2. Few Shot Learning
Early studies mainly applied fine-tuning
[14] and data augmentation
[15] to alleviate the overfitting problem caused by insufficient training data but achieved unsatisfactory results. In the meta-learning strategy
[16][17][18][19], transferable knowledge that can guide the learning of models are extracted from various tasks, so that the model has the ability of learning to learn. Current meta-learning methods mainly include optimization-based methods
[18][19][20] and metric learning
[5][13][21]. Some representative few-shot learning methods and their corresponding descriptions are listed in
Table 1.
Table 1. Representative few-shot learning methods and their descriptions.
2.2. Graph Neural Network
Graph neural networks (GNNs) were originally designed to process graph-structured data. GNNs can efficiently handle data structures containing complex relations and discover potential connections between data with the ability to transform and aggregate neighbors. Some of the GNN models for few-shot tasks are listed in Table 2.

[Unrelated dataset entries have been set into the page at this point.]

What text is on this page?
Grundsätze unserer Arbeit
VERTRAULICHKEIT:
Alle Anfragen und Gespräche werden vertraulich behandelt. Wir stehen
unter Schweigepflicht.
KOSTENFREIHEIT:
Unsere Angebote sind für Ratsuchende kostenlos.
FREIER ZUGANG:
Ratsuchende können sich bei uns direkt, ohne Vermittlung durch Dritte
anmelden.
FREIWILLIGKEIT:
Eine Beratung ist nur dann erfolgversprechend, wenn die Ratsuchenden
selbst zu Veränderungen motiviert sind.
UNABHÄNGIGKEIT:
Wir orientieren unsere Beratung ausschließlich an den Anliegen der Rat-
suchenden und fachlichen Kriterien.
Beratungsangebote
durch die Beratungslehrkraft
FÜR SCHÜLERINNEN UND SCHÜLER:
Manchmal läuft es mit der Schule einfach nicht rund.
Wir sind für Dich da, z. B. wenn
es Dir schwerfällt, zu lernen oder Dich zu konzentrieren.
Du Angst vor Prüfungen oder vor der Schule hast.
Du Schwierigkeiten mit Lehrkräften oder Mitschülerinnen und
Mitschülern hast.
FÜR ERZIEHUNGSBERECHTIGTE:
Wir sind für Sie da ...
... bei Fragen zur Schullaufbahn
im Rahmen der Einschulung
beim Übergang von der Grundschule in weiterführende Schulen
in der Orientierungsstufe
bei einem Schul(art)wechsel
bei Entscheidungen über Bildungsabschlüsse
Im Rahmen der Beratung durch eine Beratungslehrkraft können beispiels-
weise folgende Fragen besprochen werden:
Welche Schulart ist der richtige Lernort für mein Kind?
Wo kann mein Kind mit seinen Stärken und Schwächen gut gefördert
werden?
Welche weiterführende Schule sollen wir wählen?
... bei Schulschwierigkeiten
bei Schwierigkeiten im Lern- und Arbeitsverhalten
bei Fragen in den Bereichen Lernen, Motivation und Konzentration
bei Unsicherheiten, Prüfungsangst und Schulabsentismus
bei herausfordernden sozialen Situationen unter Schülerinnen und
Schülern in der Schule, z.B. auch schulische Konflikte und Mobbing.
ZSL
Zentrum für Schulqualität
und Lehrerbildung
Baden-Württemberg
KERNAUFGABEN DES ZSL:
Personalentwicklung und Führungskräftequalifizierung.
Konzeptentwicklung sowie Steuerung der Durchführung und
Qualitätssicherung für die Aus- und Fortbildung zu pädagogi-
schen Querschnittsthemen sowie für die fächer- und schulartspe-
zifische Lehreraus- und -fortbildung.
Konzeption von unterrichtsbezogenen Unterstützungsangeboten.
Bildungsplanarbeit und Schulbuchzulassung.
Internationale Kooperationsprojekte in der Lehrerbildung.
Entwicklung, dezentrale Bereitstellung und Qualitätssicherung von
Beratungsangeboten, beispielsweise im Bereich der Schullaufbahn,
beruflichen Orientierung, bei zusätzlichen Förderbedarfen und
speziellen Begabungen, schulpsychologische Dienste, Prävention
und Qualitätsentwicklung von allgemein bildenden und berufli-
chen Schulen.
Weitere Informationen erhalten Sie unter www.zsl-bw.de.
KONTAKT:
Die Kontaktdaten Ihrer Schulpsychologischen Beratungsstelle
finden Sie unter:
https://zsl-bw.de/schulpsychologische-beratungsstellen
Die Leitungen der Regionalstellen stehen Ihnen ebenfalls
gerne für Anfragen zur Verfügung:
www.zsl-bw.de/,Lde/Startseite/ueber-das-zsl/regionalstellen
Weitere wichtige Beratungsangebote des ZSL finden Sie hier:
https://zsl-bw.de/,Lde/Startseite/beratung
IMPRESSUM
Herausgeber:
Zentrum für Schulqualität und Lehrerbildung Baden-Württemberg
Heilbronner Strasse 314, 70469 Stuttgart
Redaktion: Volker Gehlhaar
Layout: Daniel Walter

Table 2. Some of the current GNN models for few-shot tasks and their descriptions.
However, these models are all designed for image classification tasks, and these methods only transfer instance-level relations in GNNs, which make it difficult to handle elusive NLP tasks. In contrast, the HFGNN model proposed in this entry considers relations between samples from multiple perspectives, and the accurate and sufficient relations help the model construct more discriminative features.
3. Multi-Criteria Decision-Making
Zadeh
[35] proposed fuzzy set theory to address problems related to fuzzy, subjective, and imprecise judgments. However, this theory lacks the ability to solve the problem of multi-criteria decision-making(MCDM). In this regard, Torra
[12] proposed HFS, which determines the corresponding evaluation index and membership function according to the different attributes of the elements in the universe. HFS is a powerful tool for solving problems involving many uncertainties.
In recent years, some more efficient MCDM methods have been proposed. Deveci et al.
[36] explored a novel approach that integrates Combined Compromise Solution (CoCoSo) with the context of type-2 neutrosophic numbers to overcome the challenging decision process in Urban freight transportation tasks. Pamucar et al.
[37] developed a novel integrated decision-making model which is based on Measuring Attractiveness by a Categorical Based Evaluation TecHnique (MACBETH) for calculating the criteria weights and Weight Aggregated Sum Product ASsessment (WASPAS) methods under the fuzzy environment with Dombi norms.
Considering the operating efficiency of the graph neural network model and the simplicity and effectiveness of the HFS theory, researchers introduce the HFS theory instead of other complex MCDM methods into the dual graph neural networks to fuse the relations between few-shot examples.